New holiday - new self-imposed challenge!

Context

My favourite radio station FXR use Rivendell Audio as part of their play out system, and have recently been donated an [HP TouchSmart 300-1025 PC](http://h20564.www2.hp.com/hpsc/doc/public/display?docId=c01918320 “wikilink”) to use in the public area, which I was asked to 'make work' for audio management duties and general Internet stuff..

The Patient

Turns out that HP ship the !TouchSmart system with Windows 7 Home Premium, loaded with lots of their own sloooow software (thanks to a not-exactly-rapid hard drive and heavy use of multiple .NET versions), then the owner / donor adds another boatload of cruft like Apple iTunes / Bonjour, ezRecover, several dodgy browser plugins (the usual suspects

  • adware, search bars, etc.), several browsers (hello Chrome + Google services) AVG and Norton. The result is a machine that takes 10+ mins to become usable from a cold start and frequently stalls as background tasks hog the I/O bandwidth... not nice.

Fix Attempt 1: Remove the crud, switch to Security Essentials for anti-malware, prune the browsers back to Firefox only and see if it's usable.

Fix Result 1: I bricked it (almost) by uninstalling Bonjour, which seems to completely hose the IP stack. After the uninstall, Windows event log service fails to start and /lots/ of other stuff depends on the event log - broken O/S :( System restore got things back working, then I successfully cleaned out a lot of other junk with help from !SysInternals tools (autoruns is fabulous!), and Process Hacker. Unfortunately it wasn't much more usable in this state, and the Windows version of Rivendell software is unable to play audio, which doesn't make good use of the hardware capabilities. Rethink time.

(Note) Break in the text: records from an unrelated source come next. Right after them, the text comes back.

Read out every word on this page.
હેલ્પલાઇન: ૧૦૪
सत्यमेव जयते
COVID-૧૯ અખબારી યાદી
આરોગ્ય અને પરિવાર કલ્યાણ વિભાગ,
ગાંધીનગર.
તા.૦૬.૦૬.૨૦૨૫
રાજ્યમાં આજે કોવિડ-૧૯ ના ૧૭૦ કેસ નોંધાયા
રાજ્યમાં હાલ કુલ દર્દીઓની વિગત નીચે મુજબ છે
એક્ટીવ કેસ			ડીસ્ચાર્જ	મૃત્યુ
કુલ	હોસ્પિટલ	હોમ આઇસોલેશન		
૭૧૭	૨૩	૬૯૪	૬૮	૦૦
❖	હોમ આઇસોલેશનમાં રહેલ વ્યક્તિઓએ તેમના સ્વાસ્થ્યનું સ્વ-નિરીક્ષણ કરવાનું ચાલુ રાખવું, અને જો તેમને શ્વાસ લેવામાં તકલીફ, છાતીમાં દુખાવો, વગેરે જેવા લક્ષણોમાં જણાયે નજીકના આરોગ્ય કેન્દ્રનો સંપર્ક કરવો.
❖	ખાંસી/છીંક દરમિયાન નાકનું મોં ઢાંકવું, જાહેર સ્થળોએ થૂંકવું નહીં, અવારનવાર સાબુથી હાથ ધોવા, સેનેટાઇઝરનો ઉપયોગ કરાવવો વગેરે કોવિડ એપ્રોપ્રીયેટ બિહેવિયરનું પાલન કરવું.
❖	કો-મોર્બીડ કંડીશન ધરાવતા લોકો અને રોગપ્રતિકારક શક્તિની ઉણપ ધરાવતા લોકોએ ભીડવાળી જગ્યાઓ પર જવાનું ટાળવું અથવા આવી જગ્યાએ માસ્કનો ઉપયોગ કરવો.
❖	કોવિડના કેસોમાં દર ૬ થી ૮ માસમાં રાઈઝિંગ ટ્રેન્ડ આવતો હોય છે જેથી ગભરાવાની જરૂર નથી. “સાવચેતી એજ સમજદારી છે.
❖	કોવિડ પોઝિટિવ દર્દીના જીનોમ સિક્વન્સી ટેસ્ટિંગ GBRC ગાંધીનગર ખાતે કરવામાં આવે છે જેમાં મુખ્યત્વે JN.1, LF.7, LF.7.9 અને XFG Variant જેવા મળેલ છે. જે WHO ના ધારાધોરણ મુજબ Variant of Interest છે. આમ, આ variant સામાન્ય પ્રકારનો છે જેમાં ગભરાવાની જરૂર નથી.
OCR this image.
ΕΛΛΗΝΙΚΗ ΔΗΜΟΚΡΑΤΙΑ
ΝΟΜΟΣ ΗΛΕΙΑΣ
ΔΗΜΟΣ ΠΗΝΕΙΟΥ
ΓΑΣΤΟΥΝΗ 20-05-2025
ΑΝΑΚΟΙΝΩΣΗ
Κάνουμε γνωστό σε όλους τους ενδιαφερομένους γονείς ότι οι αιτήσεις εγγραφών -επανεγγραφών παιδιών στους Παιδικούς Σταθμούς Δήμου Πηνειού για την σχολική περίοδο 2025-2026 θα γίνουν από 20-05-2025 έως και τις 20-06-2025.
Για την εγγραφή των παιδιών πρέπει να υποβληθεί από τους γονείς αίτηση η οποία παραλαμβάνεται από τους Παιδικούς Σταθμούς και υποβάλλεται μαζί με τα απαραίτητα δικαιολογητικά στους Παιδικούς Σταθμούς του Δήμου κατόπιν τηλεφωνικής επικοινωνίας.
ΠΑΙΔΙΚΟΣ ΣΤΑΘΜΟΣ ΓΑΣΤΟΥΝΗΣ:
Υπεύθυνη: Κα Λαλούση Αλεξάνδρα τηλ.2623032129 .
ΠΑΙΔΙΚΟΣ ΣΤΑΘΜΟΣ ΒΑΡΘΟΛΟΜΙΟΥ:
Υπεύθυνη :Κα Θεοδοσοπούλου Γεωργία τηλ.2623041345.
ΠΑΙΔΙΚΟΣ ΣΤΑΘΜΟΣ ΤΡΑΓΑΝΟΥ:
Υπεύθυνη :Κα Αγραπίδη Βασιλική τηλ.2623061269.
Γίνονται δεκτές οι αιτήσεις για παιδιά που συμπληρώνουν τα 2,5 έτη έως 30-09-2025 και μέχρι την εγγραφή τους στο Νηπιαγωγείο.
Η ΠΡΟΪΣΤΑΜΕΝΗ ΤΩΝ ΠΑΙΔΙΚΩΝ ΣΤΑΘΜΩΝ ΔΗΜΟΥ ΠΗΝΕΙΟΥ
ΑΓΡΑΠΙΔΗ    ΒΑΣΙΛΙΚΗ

Fix Attempt 2: Ubuntu 14.04 LTS live CD, re-size NTFS partition(s) and install basic GUI system, then add Rivendell packages. Simples.

Fix Result 2: Ubuntu just worked, almost. Everything except the touch screen was supported out of the box, including the !WiFi card and camera, and as expected it was pretty quick, even after choosing the new Ubuntu GNOME 3 desktop. Some additional rummaging on the 'net produced a working touch screen too :)

Obsolete app

Now I hit a problem - the Rivendell Audio version we use @ FXR is officially obsolete (1.7.2 circa 2010) and I have lost the original packages, not that they would install on 14.04 as the dependencies are all wrong..

I can of course query the existing installation(s) for file lists, and collect all the binaries & libraries together. I can also grab the dependency lists, but how to avoid collisions when I need an old library to be used and I have a newer one in 14.04?

Collision Avoidance

My first thought was simply to drop the app and it's libraries (down to libc) in a folder, hack the LD_LIBRARY_PATH and see if stuff worked... kind of, except the app is 32bit, whereas my host O/S was 64bit, and many libraries depended on supporting config files that collided with the host. Hmmn.

Some Googling later, it became apparent that what I needed was a chroot environment, something I tend to avoid as my previous experience with such things has been fragility and continuous maintenance work (I prefer to avoid that!). However, there are now tools available to make stuff easier, in particular the fabulous debootstrap which can build a working chroot version of any Debian or Ubuntu distribution, and schroot which manages all the fragile bind mounts and authentication file copying automatically as you enter/leave the chroot - nice :)

The Chroot

With a bit of assistance I built a chroot environment targetted at 32bit Lucid Lynx (10.04) to match the FXR studio systems, I chose to install the minimum system, which includes apt-get so I can add other components easily. I then worked through the dependencies from the app, and installed appropriate packages to satisfy these. So far so good, but I had no package for the app itself..

The Hack

Having satisfied the dependencies I then copied the remaining binaries into place from the archive taken from the studio - did it work? Yep :)

Unfortunately Rivendell Audio relies on a number of daemon processes, and other GUI tools to operate, whereas a default chroot expects only transient programs, so some additional work was required, in particular creating a session via schroot to host the daemons, then re-attaching to that session for each transient program. Much learning curve!

Pulse Audio

Yes the daemon from hell :) However it's mostly useful for normal programs, I just need to get a daemon running in a chroot to use it via ALSA bindings.. sounds easy huh? Well it turns out that other folks have had trouble before, the only reliable approach is to enable network access and use it - other approaches that rely on DBus and shared memory seem to be fragile. So enable network access, limit to localhost and we're done :)

Session on Demand

Last bit - when to run the schroot session and daemons? Given that we depend on pulseaudio and that in turn runs per user login, I chose to have startup scripts for each transient program check for a session and create it.. then on logout it gets torn down. Job done.